Be aware of the key clinical changes

In adult cardiac arrest, start with compressions first

Compression-ventilation (CV) ratio of 30:2

If you are not able, or are unwilling, to give rescue breaths, give chest compressions only

Reprogramme AEDs to follow the new AED algorithm

REFERENCES

1. Cardiopulmonary Resuscitation Guidance for clinical practice and training in primary care. Resuscitation Council, 2001. Available at www.resus.org.uk/pages/cpatpc.htm

2. Sans S, Kesteloot H et al. Eur Heart J 1997; 18:1231-48.

3. Handley AJ. Resuscitation 2002; 53: 29-36.

4. Berg RA, Sanders AB, Kern KB, et al. Circulation 2001; 104: 2465-70.

5. Kern KB, Hilwig RW et al. Circulation 2002; 105: 645-9.

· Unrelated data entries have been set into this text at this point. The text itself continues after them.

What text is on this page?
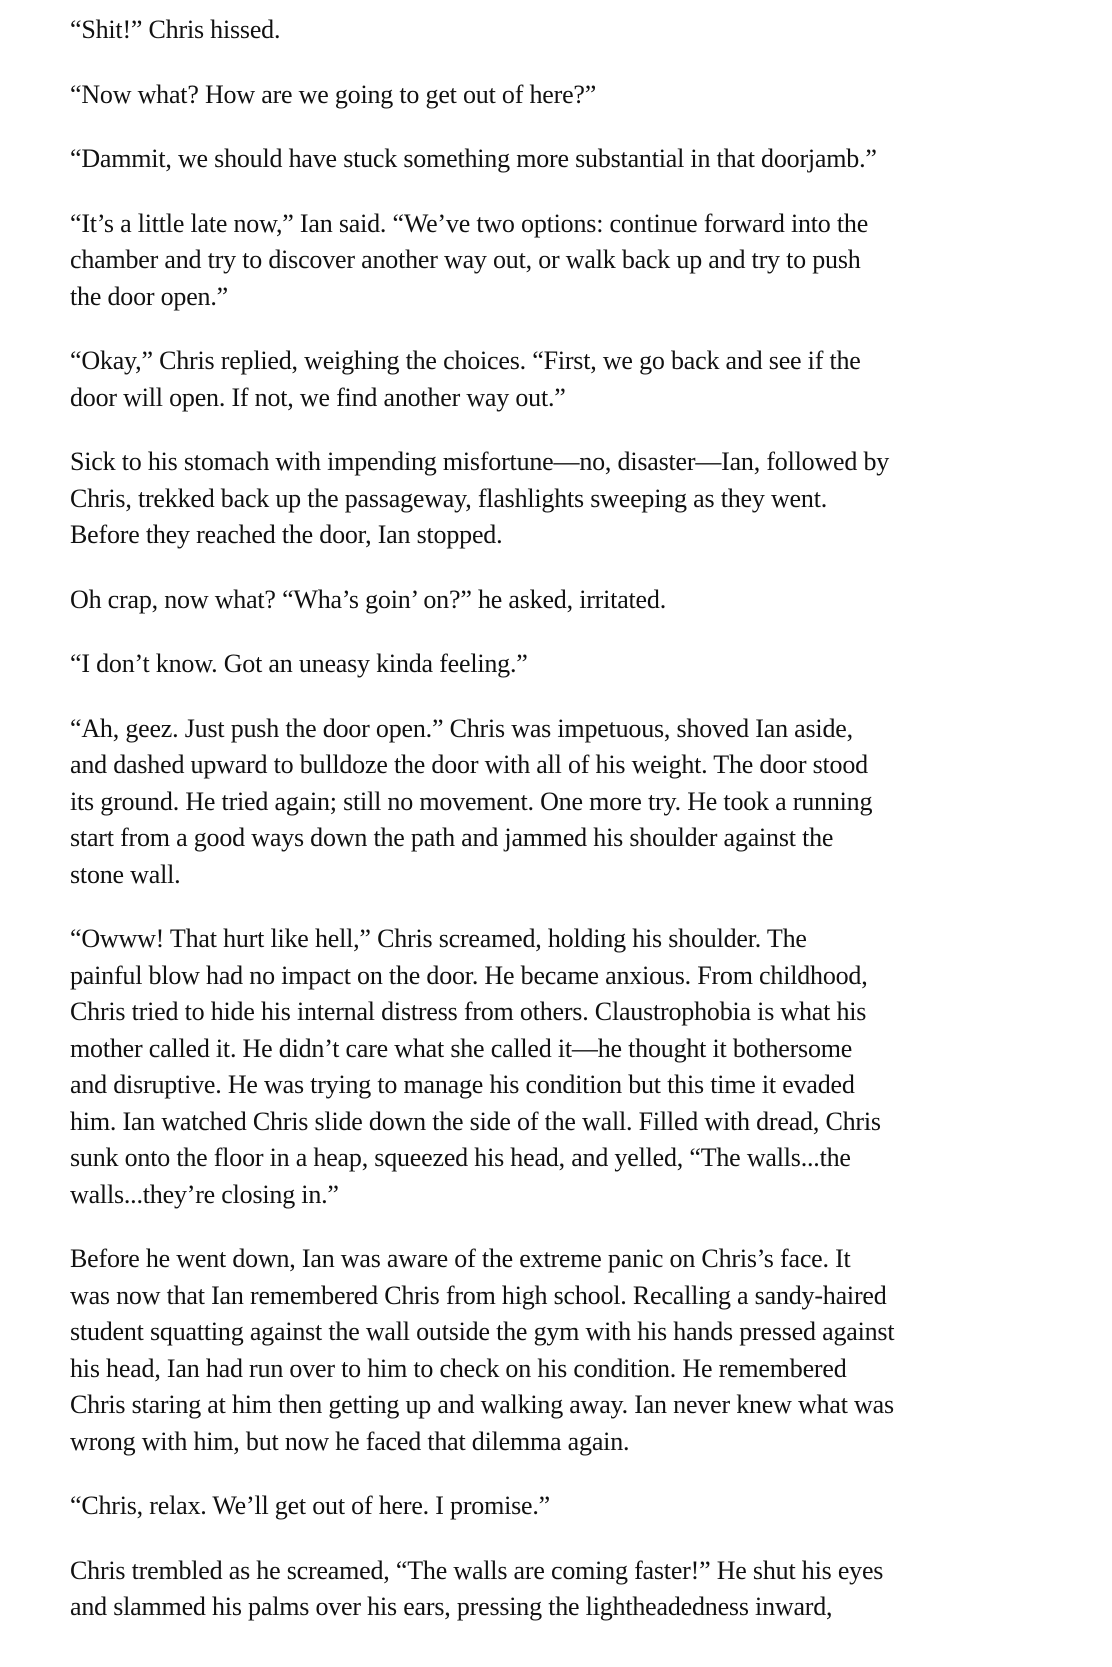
“Shit!” Chris hissed.

“Now what? How are we going to get out of here?”

“Dammit, we should have stuck something more substantial in that doorjamb.”

“It’s a little late now,” Ian said. “We’ve two options: continue forward into the
chamber and try to discover another way out, or walk back up and try to push
the door open.”

“Okay,” Chris replied, weighing the choices. “First, we go back and see if the
door will open. If not, we find another way out.”

Sick to his stomach with impending misfortune—no, disaster—Ian, followed by
Chris, trekked back up the passageway, flashlights sweeping as they went.
Before they reached the door, Ian stopped.

Oh crap, now what? “Wha’s goin’ on?” he asked, irritated.

“I don’t know. Got an uneasy kinda feeling.”

“Ah, geez. Just push the door open.” Chris was impetuous, shoved Ian aside,
and dashed upward to bulldoze the door with all of his weight. The door stood
its ground. He tried again; still no movement. One more try. He took a running
start from a good ways down the path and jammed his shoulder against the
stone wall.

“Owww! That hurt like hell,” Chris screamed, holding his shoulder. The
painful blow had no impact on the door. He became anxious. From childhood,
Chris tried to hide his internal distress from others. Claustrophobia is what his
mother called it. He didn’t care what she called it—he thought it bothersome
and disruptive. He was trying to manage his condition but this time it evaded
him. Ian watched Chris slide down the side of the wall. Filled with dread, Chris
sunk onto the floor in a heap, squeezed his head, and yelled, “The walls...the
walls...they’re closing in.”

Before he went down, Ian was aware of the extreme panic on Chris’s face. It
was now that Ian remembered Chris from high school. Recalling a sandy-haired
student squatting against the wall outside the gym with his hands pressed against
his head, Ian had run over to him to check on his condition. He remembered
Chris staring at him then getting up and walking away. Ian never knew what was
wrong with him, but now he faced that dilemma again.

“Chris, relax. We’ll get out of here. I promise.”

Chris trembled as he screamed, “The walls are coming faster!” He shut his eyes
and slammed his palms over his ears, pressing the lightheadedness inward,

6. Resuscitation Council. Statement on the use of AEDs (Interim period until AED has been reprogrammed). London: Resuscitation Council, 2005. Available at www.resus.org.uk/pages/aedstat.htm

7. Wik L, Kramer-Johansen J et al. JAMA 2005; 293: 299-304.

8. Abella BS, Alvarado JP, Myklebust H et al. JAMA 2005; 293: 305-10.

9. Abella BS, Sandbo N, Vassilatos P et al. Circulation 2005; 111: 428-34.

further reading

Resuscitation Guidelines 2005. Resuscitation Council (UK), London 2005.

Advanced life support course. Provider Manual, 5th Edition. Resuscitation Council (UK), London 2006.